The Russian Art of War, How the West led Ukraine to Defeat

The Russian Art of War, How the West led Ukraine to Defeat by Jacques Baud 

Published by Max Milo, 2024

John Clayden


This book is both a useful synopsis of Russia’s Ukrainian SMO (Special Military Operation) as well as a more general description of the shortcomings of western military thinking compared to present day Russian Military thinking. It is also has an analysis which could be applied more generally .

There is a valuable introduction to the book with Jacques Baud on the Duran at

https://www.youtube.com/watch?v=RIzKxXR5pvA

Or Google the Duran Jacques  Baud.

Present day Russian military  doctrine, Baud points out, is  based on the philosophy of their Soviet predecessors except in their day  it was seen in the  wider context of a world wide life and death class struggle against capitalism, that is until Khrushchev introduced the concept of Peaceful Coexistence  in response to his perception of the threat presented by  nuclear weapons.

The Russian Military Philosophy today, says Baud, is exclusively preoccupied with the defense of the Russian people and  the Russian state. Baud explains this in the early part of the book and goes on to illustrate this by examining subsequent events.
Russian military thinking breaks down into three categories within a framework of the ideas of Clausewitz and others – namely that war is the continuation of politics by other means. It attempts to adopt a holistic approach combining  Strategy, Combined Operations and Tactics and it emphasizes different aspects at different times to achieve its desired end.

The strategy of the SMO was stated by Putin at the beginning as the demilitarisation  and denazification of Ukraine.

Combined operations includes not only relationships within the military and with the government but also takes into account an assessment of the situation which exists worldwide.

Combined operations includes free exchange of ideas between all officer ranks to facilitate coordination. A tradition going back to the battle of Stalingrad perhaps before.

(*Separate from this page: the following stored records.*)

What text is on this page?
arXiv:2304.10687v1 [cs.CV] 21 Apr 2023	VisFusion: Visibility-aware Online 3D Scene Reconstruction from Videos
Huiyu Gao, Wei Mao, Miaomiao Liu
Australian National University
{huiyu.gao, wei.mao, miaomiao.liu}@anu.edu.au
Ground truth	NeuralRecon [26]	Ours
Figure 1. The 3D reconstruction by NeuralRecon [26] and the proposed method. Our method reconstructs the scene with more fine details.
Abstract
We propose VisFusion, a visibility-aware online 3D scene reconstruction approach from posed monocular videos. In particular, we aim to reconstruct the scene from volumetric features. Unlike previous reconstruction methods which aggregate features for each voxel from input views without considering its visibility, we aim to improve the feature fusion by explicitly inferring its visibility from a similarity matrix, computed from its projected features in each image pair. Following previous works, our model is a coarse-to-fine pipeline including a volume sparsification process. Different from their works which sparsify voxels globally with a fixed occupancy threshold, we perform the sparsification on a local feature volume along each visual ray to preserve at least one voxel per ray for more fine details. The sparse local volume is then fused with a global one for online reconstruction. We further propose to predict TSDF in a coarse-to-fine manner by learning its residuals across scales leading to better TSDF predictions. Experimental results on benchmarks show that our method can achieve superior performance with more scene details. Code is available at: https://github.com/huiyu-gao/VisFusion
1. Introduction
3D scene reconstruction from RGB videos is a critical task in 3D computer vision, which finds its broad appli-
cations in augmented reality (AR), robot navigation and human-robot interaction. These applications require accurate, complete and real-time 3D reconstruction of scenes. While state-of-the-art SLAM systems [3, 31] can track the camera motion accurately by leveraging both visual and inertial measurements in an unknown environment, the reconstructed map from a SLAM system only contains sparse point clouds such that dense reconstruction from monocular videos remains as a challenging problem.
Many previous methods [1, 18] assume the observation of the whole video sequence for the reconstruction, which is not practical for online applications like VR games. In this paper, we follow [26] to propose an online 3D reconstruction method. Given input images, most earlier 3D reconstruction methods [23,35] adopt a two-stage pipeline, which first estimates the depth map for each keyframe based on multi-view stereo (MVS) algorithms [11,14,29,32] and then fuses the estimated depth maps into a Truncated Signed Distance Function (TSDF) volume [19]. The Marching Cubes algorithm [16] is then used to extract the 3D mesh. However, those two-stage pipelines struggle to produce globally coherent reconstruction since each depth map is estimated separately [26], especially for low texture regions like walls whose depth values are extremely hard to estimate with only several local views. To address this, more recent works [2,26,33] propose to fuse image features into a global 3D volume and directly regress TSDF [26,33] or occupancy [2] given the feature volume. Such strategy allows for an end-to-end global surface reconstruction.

It should be noted that Russia’s military education draws a lot on the events of the Great Patriotic War.
Russia has inherited a nationalised military industrial capability from the Soviets which can keep factories and their skilled workers and engineers in reserve until they are called upon. This is in contrast with the West whose industry is subservient to the neoliberal profit motive and “just in time. ” And would require government intervention, heaven forbid, to reactivate it to Russian levels.


The Minsk agreements demonstrated that Russia’s ambitions were not territorial as they were content for the Donbass to remain in Ukraine so long as the wellbeing of its Russian population was assured and the genocidal attacks would never happen again.
After the events of 2014 in Kiev, 20,000 of the 22,000 Ukrainian troops in the Crimea defected to Russia and removed their insignia. The little green men.
The Russian SMO was intended to bring about a negotiated settlement. The attack towards Kiev was a distraction to pin down the enemy and was never adequate to conquer the capital; the main thrust was to counter an imminent attack on the Donbass Russians.  We know a negotiated settlement nearly happened and, as Baud points out, around that time polls indicated 50% of the population was opposed to war with Russia.

NATO, to remain a coherent force, has the need to have an enemy , as has been pointed out for many years in this journal, and a policy of cooperation would jeopardize it.

Current western propaganda that Russia is an imminent threat and wants to invade Europe is refuted (see pp 160-3) by the fact that the West has felt able to deplete its stocks of weapons by giving them to Ukraine and in the words of one MP the British army could only fight for five days.
The aim in Ukraine was to fatally weaken Russia on the cheap at the expense of Ukrainian blood.  I recommend Baud’s ‘The Russian Art of War.’